CA PARIS (pôle 2 ch. 5), 1er juillet 2014
CERCLAB - DOCUMENT N° 4834
CA PARIS (pôle 2 ch. 5), 1er juillet 2014 : RG n° 12/17924
Publication : Jurica
Extrait : « Considérant que les consorts X. ne sauraient invoquer le défaut de signature par leur frère de la confirmation d'adhésion pour refuser de tirer toutes conséquences de ce document alors que ce document, qu'ils ont produit aux débats, confirme l'existence du contrat sur lequel ils fondent leurs demandes ;
Considérant que s'il est exact, qu'au vu des mentions figurant dans le bulletin d'adhésion, les conditions générales du contrat n'ont pas été remises à Monsieur X. le jour de sa souscription, seul un extrait des conditions générales étant joint au bulletin d'adhésion, ce qui n'est pas contraire aux dispositions de l'article L. 112-2 du code des assurances, la mention figurant dans la lettre de confirmation du 17 juillet 2000 selon laquelle les conditions générales ref. 671.15 ont été adressées à Monsieur X. établit de manière suffisante que celles-ci lui ont été adressées et lui sont en conséquence opposables, sans que puissent être invoquées les dispositions de l'article L. 132-1 du code de la consommation puisqu'aucune clause contractuelle n'est en l'espèce appliquée ;
Considérant au demeurant que les termes utilisés dans les extraits des conditions générales annexées à la demande d'adhésion révèlent sans ambiguïté possible que Monsieur X., en souscrivant une garantie accident de la vie, a adhéré à une assurance de dommage, dont le plafond de garantie est limité, ainsi que cela lui était rappelé dans la confirmation d'adhésion, à la somme de un million d'euros, les consorts X. ne contestant pas par ailleurs que le fait que les préjudices devaient être indemnisés selon les règles de droit commun figurait sur l'extrait des conditions générales annexé au bulletin d'adhésion ; Considérant que même si le contrat ne prévoit aucune disposition spécifique à ce titre, les consorts X. sont recevables à exercer, en qualité d'héritiers de leur frère, l'action successorale en application de l'article 724 alinéa 1 du code civil ; qu'ils peuvent à ce titre réclamer l'indemnisation des préjudices, indemnisables au titre du contrat souscrit, nés dans le patrimoine de leur frère avant son décès ;
Considérant que la perte de chance de survie ne fait pas partie des préjudices indemnisables au titre du contrat, que les consorts X. ne justifient d'aucun préjudice économique qui serait né dans le patrimoine du défunt avant son décès ; Considérant que les souffrances endurées peuvent être indemnisées ;
Mais considérant que l'existence d'une souffrance morale éprouvée par la victime avant son décès n'est pas établie en l'espèce puisqu'il résulte de l'article de presse produit aux débats que Monsieur X. a été tué de trois décharges de chevrotines dans le dos, la tête et le bras, ce dont il résulte qu'il n'a pas vu le tireur, et qu'il est mort sur le coup ; Considérant qu'il convient en conséquence de débouter les consorts X. de leur demande au titre de l'action successorale ».
RÉPUBLIQUE FRANÇAISE
AU NOM DU PEUPLE FRANÇAIS
COUR D'APPEL DE PARIS
PÔLE 2 CHAMBRE 5
ARRÊT DU 1er JUILLET 2014
ÉLÉMENTS D’IDENTIFICATION DE LA DÉCISION (N.B. : mention ne figurant pas sur l’original)
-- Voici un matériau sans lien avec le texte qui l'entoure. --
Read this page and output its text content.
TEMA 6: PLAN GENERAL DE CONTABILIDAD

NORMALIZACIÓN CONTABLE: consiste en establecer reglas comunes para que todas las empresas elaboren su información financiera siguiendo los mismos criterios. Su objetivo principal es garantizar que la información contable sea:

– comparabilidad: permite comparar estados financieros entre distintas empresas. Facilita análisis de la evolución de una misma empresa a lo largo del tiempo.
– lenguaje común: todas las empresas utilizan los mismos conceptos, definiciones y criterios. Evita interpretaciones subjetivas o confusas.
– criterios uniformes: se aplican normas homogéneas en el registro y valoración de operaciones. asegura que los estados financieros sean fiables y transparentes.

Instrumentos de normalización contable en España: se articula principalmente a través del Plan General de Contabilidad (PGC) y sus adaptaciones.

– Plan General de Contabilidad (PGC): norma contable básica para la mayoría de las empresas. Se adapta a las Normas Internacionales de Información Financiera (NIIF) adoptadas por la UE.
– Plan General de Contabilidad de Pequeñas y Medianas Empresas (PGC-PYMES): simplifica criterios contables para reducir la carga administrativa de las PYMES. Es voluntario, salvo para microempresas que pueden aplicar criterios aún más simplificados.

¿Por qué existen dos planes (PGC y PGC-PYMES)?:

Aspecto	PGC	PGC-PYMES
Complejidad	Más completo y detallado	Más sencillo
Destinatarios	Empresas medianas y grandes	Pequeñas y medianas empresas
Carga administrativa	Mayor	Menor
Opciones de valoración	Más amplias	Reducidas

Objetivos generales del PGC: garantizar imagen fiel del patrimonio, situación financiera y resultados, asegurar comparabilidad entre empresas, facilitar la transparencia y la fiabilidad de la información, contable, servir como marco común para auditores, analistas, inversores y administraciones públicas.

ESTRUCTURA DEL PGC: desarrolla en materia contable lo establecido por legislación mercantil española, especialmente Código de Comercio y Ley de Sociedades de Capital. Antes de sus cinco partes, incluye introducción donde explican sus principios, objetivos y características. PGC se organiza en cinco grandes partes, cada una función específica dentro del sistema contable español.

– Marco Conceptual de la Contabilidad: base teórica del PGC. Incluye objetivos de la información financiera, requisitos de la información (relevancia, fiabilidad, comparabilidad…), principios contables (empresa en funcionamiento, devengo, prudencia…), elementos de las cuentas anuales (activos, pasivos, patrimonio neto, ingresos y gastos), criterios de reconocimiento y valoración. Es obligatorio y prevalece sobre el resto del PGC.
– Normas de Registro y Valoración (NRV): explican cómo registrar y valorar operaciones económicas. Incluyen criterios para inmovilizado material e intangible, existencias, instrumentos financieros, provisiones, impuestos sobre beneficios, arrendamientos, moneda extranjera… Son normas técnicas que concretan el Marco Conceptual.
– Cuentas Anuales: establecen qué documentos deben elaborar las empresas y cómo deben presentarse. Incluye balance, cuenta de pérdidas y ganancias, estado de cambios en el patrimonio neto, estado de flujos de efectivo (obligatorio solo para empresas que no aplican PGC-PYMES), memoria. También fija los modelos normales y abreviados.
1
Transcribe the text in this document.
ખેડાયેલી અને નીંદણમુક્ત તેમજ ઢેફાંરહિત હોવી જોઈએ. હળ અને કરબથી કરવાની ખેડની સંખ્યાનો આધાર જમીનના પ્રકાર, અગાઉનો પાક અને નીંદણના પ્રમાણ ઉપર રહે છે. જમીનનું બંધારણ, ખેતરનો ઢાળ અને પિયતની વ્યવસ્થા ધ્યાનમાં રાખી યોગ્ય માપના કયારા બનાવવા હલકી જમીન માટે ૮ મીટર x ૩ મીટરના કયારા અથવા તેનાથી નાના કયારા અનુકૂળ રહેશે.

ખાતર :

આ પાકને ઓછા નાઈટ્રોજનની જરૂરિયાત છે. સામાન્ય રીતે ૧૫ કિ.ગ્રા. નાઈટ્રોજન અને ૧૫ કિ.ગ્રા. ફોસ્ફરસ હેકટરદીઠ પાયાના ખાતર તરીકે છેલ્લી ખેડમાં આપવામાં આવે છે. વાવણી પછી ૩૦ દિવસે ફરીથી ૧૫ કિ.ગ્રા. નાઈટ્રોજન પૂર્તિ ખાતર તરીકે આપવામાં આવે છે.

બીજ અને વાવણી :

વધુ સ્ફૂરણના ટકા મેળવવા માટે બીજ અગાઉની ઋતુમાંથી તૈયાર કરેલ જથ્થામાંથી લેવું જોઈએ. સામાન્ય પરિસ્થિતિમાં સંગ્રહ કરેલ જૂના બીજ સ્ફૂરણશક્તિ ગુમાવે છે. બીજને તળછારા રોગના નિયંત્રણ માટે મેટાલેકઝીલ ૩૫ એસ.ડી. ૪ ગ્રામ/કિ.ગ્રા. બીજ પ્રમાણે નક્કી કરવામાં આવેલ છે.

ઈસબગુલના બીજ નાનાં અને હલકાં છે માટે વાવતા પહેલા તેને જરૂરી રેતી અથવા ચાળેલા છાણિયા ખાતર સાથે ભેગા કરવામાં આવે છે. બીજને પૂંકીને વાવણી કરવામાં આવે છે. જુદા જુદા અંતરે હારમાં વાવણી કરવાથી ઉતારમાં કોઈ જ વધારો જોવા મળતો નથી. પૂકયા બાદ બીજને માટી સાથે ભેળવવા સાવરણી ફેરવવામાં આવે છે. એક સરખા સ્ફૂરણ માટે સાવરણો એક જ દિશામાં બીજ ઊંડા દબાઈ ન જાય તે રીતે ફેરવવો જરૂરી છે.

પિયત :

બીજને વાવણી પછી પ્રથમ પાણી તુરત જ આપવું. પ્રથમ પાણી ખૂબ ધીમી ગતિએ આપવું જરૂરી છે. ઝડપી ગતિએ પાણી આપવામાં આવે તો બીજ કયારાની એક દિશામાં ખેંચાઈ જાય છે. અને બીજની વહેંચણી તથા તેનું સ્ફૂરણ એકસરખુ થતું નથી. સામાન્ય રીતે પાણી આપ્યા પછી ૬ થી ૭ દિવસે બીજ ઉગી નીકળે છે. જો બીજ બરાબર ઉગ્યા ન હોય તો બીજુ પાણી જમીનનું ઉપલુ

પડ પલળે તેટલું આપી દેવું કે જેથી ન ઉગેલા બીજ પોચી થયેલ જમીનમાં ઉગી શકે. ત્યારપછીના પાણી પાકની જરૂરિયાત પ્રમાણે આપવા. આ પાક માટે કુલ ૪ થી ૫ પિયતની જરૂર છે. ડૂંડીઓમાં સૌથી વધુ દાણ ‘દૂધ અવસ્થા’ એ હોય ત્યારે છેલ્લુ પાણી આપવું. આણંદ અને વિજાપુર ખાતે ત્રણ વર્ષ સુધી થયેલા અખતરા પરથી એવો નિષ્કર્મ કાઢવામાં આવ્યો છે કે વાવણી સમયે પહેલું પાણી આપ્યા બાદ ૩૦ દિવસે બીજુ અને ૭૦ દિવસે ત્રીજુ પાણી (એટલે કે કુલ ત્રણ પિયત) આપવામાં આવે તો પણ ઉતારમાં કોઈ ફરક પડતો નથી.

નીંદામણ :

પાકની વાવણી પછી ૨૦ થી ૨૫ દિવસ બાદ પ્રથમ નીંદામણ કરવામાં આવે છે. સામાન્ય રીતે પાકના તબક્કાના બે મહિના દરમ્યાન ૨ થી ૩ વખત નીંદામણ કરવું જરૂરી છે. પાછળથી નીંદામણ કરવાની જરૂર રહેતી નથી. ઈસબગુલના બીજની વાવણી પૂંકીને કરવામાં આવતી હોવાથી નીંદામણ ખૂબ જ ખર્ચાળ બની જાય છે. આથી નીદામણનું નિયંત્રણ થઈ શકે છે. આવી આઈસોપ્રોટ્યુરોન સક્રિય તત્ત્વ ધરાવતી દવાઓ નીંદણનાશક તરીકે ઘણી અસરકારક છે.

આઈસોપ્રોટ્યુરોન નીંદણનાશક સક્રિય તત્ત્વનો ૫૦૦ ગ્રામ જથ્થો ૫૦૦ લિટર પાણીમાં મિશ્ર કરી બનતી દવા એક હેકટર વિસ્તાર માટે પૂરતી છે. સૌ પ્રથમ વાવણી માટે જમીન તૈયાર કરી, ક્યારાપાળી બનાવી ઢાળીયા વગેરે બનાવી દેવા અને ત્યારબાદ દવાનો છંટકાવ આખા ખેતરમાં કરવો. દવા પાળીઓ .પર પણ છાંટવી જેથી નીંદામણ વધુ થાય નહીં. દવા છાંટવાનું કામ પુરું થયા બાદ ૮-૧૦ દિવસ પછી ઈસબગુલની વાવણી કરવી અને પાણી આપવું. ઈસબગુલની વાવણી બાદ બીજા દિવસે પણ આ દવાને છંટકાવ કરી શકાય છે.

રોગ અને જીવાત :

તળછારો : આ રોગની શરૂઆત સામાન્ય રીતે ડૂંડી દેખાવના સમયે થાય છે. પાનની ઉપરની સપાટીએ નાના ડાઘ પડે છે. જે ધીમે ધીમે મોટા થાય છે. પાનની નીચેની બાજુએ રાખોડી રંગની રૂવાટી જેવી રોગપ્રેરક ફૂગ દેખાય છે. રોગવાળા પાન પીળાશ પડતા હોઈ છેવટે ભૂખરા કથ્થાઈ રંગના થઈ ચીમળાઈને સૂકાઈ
R.G. n° 12/17924. Décision déférée à la Cour : Jugement du 17 décembre 2007 - Tribunal de Commerce de PARIS - R.G. n° 2005/020226.
APPELANTS :
Monsieur Joseph X.
Monsieur Gérard X.
Madame Julia X. épouse Y.
Représentés par Maître Frédéric I. de la SELARL I. & T. - AVOCATS, avocat au barreau de PARIS, toque : B1055 ; Ayant comme avocats plaidants Maître Olivier P. et Maître Raphaëlle B. de la SELAS P. S. & ASSOCIÉS, avocat au barreau de PARIS, toque : K0170
INTIMÉE :
SA PACIFICA prise en la personne de son représentant légal
Représentée par Maître Marc G. de la SCP G. B., avocats associés, avocat au barreau de PARIS, toque : K0111 ; Assistée par Maître Laure A., avocat au barreau de PARIS, toque : P0435
COMPOSITION DE LA COUR : En application des dispositions des articles 786 et 907 du code de procédure civile, l'affaire a été débattue le 26 mai 2014, en audience publique, les avocats ne s'y étant pas opposé, devant Madame Catherine LE FRANCOIS, Présidente de chambre, entendue en son rapport, et de Monsieur Michel CHALACHIN, Conseiller. Ces magistrat ont rendu compte des plaidoiries dans le délibéré de la Cour, composée de : Madame Catherine LE FRANCOIS, Présidente, Monsieur Michel CHALACHIN, Conseiller, Madame Marie-Sophie RICHARD, Conseillère
Greffier, lors des débats : Madame Aouali BENNABI
ARRÊT : contradictoire, par mise à disposition de l'arrêt au greffe de la Cour, les parties en ayant été préalablement avisées dans les conditions prévues au deuxième alinéa de l'article 450 du code de procédure civile, signé par Madame Catherine LE FRANCOIS, président et par Madame Aouali BENNABI, greffier présente lors du prononcé.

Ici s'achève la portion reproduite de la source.